Эта тема озвучена мной в видео, текст ниже:
Ссылка на видео: https://youtu.be/nni5lyaEJlg
* * *
Если верно, что под каждой могильной плитой лежит вся человеческая история, то, значит, и под моей - тоже.
У китайца история китайская, у японца японская, у русского иудейская.
Древние думали, имя диктует человеку поведение, и называли детей со смыслом. Пётр для русского уха просто Пётр, а для греческого – Камень, Твёрдость, отсюда и характер, с младенчества. А нам христианство навязало бессмысленные, не переведённые имена. Евгений, например, Благородный, а Иван – Дар Божий. Скажи теперь, что Иван – древнееврейское имя, кто поверит?..
Правда, в конце концов, добро или зло? Конечно же, добро, если не думать. А подумав, увидишь – всё зависит от обстоятельств. В данном случае - зло. Значит, правда не абсолют, она нечто относительное, а мир твердит о ней как о ценности безусловной. Только шизики до конца правдивы, только маньяки зловредно бескомпромиссны.
* * *
Я не прикидываюсь, я всегда хотел быть лучшим. И в школе отлично учился, и в институте, был общественником, старостой, заправилой. Так не пора ли тебе в новой среде стать отличным лагерником, классным хмырём на восторг всем? Не дано. Воспитание не позволяет, я крестьянский сын, чуть что - в угол, и не просто так, а на колени.
Того нельзя, другого не смей, то стыдно, другое позорно. В школе я был окружён стеной лозунгов и цитат. Жизнь нам даётся один раз, и надо прожить её так, чтобы не было мучительно больно за свои поступки и слова. Я стремился только так жить, и уверен был, что у меня получается. Но вот Суханова, старая большевичка, увидела меня совсем другим. Расскажу как-нибудь потом, найду момент, а пока - всё, чем она клеймила меня, подтверждается фактами.
Я был глуп и туп, не верил, что это она меня в Сибирь отправила.
Она всё сделала, и очень легко - депутат Верховного Совета Казахской ССР, большевичка с 1919 года, сражалась в отрядах ЧОНа, громила басмачей, кулаков, всякую нечисть, громила-громила, только хотела передохнуть, а тут и я появился. «Путаясь в соплях, вошёл мальчик».
Когда мне читали приговор, над головой председателя трибунала тоже висел портрет Сталина, и я смотрел на него с надеждой - а вдруг условно? Очень хотелось, чтобы вождь мне судьбу облегчил, что ему стоило.
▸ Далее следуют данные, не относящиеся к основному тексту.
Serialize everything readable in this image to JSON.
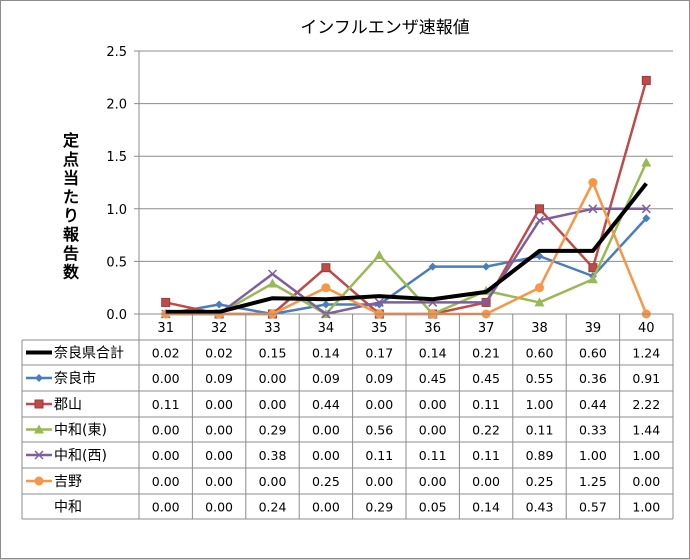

Я же его хвалил в стихах: «Если даже и солнце погаснет, будет имя светить твоё», - редко кто так превознес, разве что Б. Пастернак: «За древней каменной стеной живёт не человек – деянье, поступок ростом с шар земной».
Позади меня стояли двое зелёных с саблями наголо, как положено в трибунале, в дверях теснились человек пятнадцать офицеров, и видно было, они за меня, знают обо мне от студентов, мои дневники попали в дело после обыска, все читали, кому не лень. И пока председатель трибунала, рыжий, лысый, безбровый, рыжим в рай не попасть, выговаривал приговор, в дверь проталкивались всё больше военных. Они знали, прокурор потребовал мне минимум - пять лет, знали, что есть люди, которые хлопочут, чтобы мне дали как можно меньше, но они также знали, что есть люди, которые хлопочут, чтобы дали как можно больше и отправили как можно дальше.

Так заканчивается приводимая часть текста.